Devastation Tour

This weekend was the first opportunity I had in a while to take the “devastation tour” because I had a co-worker and his wife coming from out of town this week. I decided to haul them out through Mid-City to Lakeview to New Orleans East, and then back. I explained that they were only seeing a small portion of New Orleans flood-related damage. Initially, I was pleased at the amount of progress I was seeing. But then, my view of progress is probably different from someone seeing this for the first time.

We ended up spending a little extra time in Mid-City because my friend’s wife wanted to stock up at Mona’s. Where they live, things like Basmati rice, good tea, and fresh pita are not common. She’d heard of Mona’s and wanted to know if it was near anything we’d be seeing. In fact, it was right around the corner from our previous house in Mid-City so that worked out pretty wall. How she got that sack of Basmati rice back on the plane, I do not know.

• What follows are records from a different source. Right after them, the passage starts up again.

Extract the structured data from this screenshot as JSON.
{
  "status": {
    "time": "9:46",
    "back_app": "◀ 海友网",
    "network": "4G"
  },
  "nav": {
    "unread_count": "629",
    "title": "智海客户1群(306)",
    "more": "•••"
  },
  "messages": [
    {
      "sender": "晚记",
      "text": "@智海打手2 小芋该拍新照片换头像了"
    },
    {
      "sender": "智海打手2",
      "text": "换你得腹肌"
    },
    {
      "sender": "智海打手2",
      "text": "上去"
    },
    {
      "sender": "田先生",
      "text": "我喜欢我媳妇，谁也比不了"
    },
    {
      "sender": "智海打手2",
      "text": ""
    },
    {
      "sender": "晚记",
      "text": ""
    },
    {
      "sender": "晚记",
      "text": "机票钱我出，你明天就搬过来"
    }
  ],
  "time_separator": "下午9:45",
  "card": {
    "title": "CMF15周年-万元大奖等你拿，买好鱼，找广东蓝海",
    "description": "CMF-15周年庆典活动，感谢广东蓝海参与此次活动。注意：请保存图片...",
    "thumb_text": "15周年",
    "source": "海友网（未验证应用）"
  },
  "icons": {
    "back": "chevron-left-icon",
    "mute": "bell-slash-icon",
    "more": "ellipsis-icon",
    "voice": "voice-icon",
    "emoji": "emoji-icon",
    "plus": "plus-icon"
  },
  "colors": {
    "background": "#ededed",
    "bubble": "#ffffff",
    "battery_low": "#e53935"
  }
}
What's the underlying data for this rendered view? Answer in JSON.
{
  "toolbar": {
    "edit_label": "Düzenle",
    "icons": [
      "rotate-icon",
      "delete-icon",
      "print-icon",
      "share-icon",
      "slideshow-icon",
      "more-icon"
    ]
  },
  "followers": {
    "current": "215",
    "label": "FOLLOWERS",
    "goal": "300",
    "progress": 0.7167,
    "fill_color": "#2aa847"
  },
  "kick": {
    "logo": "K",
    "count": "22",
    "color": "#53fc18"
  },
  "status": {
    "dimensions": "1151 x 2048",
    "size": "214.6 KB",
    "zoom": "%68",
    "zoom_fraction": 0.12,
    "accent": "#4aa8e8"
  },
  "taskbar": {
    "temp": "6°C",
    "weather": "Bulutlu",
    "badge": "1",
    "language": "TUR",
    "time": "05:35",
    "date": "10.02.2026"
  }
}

There were lots of questions about the state of things in the area. I showed where rebuilding was quite active and where more uncertainty reigned. I explained a good bit about some of the insurance problems and slowness of the flow of rebuilding dollars. My friend’s wife was suprised at my commentary about the failures resulting fromthe poor design of the levees and flood walls. She had thought it was the result of “poor maintenance”. I explained that in fact, no amount of maintenance would have made a difference and that furthermore the pressures exerted were nowhere near what the Corps claimed the design was supposed to handle. They had admitted as much. My friend commented that he had “heard this somewhere.” He probably heard it from other co-workers since a substantial portion of our company is in New Orleans. The notion that this was an engineering disaster is not common knowledge outside of New Orleans. That’s pretty distressing to me.

On the one hand, I think Americans should be made to understand us as just like them; hard-working tax payers who got cheated and continue to be cheated. But I think far too many see us as poor people, unlike them, and a picture of failure. So it’s easier to blame the victim and turn away. As Oyster points out, why would the federal government refuse so much aid from our foreign Allies?

So much help is needed and the federal government refuses aid and continues to refuse to waive the 10% match. My wife and I also went shopping around on Magazine street and had a couple of conversations with some very nice shop owners. Both thought that many, many shops and restaurants would close by summer’s end. “They help the big guy,” one said, “but there’s nothing for the small business owner. Who comes to New Orleans to shop at Bed Bath and Beyond? They come here for Magazine Street and the Quarter. The city can’t even get the street open to give us a fighting chance.” And he’s right. We see CDBG money help bail Entergy New Orleans out of bankruptcy but there’s nothing to help the small businesses that make up so much of this city.

Later in the day, I found myself utterly depressed.